Jesus asks that we believe in something otherwise impossible. And he left the Shroud proving that it IS possible. Faithful people wrote conflicting things about him that can't all be simultaneously true. So I use my mind and rationally discern what is closest to the real Jesus, and that's Mark. I don't completely reject the rest, but I read it in light of Mark being the base of authority when they conflict (and they do). If I have some disciple of Christ demanding things of the faithful that differ from what Jesus said, I go with Jesus (sorry James, sorry John, sorry Jude, sorry Paul). Doesn't mean they're bad men, just means that they are substituting their own wills for Jesus.
I do that myself, when Jesus tells me that unless I hate my family and walk away and follow him, I'm not worthy of him. Well, then, I'm not worthy of him, if that's right, because I love my family and I'm not abandoning them for him. Asking me to choose, if you're really asking that, is asking too much on too flimsy evidence. Now, I don't really think you ARE asking that, but the book says you are. So I do what A K A Stone says I do: I substitute my own judgment for what is written in the Bible. And I don't have the.slightest twinge of guilt or concern about that.
Likewise, Jesus' whole war on thrift: don't save, don't store up, sell everything you have and give it all to the poor? No. I have a family to take care of, and if I were to give it all away like that, there would still be poor, and we would be part of the poor, and I would have made us that by following what I consider to be an unwise precept.
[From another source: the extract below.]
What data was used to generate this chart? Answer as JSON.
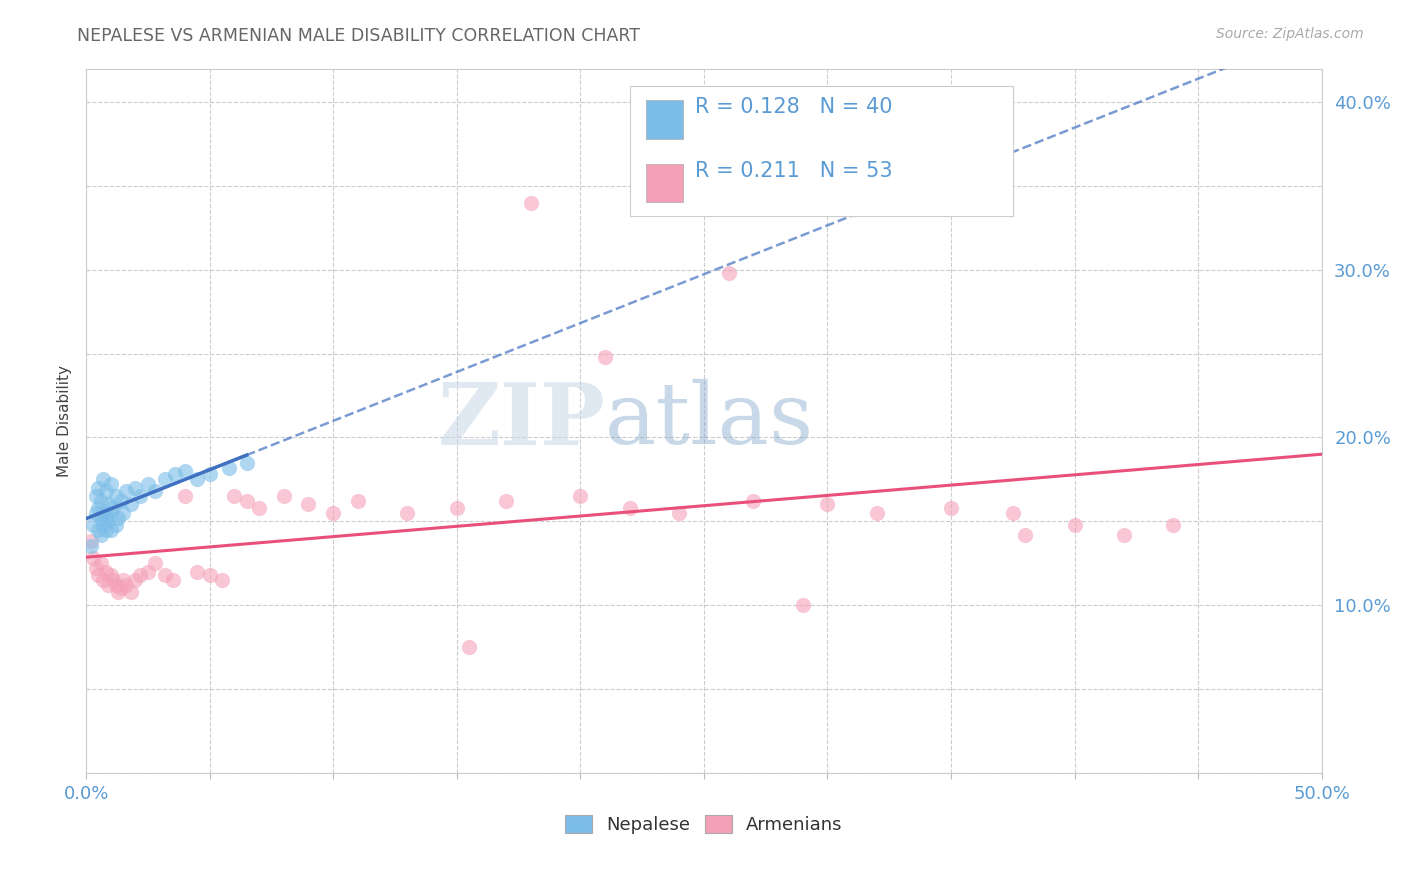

Not doing it.
Paul asks me to be a misogynist, but Jesus let women teach (example: the woman at the well). I go with Jesus and dismiss Paul.
Paul hates gays. Jesus said nothing about them. I'm going with Jesus.
Paul says that long hair on a man is disgraceful. Jesus had long hair (per the Shroud). Once again,, sorry Paul, you're full of your Roman culture there, but not speaking for God.
Jesus advises self-mutilation to avoid sin (in Mark and Matthew). I read that as hyperbole, and even if it isn't, no Jesus, I'm not doing that.
Jesus says that divorce and remarriage is adultery in three of the Gospels. And perhaps it is. But as to the woman caught in adultery, he said "Let he among you who is without sin cast the first stone", and that he didn't condemn her either. So, if people need to commit adultery by divorcing and remarrying, that is their business. The Catholic Church position is untenable. Yes, Jesus said it. He also forgave the woman caught in adultery. So if you have to get divorced because of an abusive husband or wife, do it, get the hell out of there, and Jesus will understand and forgive you - even if Churches who should, won't.
Yes, I do pick and choose, based on reason and compassion. Where people in the Bible say insane and violent things, they can go pack sand. Where Jesus demands me to leave my family and hate them to follow him, he can go pack sand. No.
If you don't believe in that, then you don't believe in the book of Mark either.
Well, if that REALLY is the choice, between believing Genesis is science and what Jesus says in Mark, or believing neither, then I'm going with neither.
As you point out, the Shroud of Turin isn't in the Bible (actually, it IS, the burial cloth is mentioned in all four gospels), and it's the only evidence I have for anything miraculous about Jesus.
So,if I took your position, I'd put the Bible down and stop talking about it. I don't think it's a choice I have to make. You clearly do. Put to that choice, I'll set down the Bible and walk away from it. If one part being wrong makes the whole thing wrong - not my philosophy but yours - then the whole thing is dragged down by its contradictions and errors.
Not much for us to talk about without the Bible. So, good day!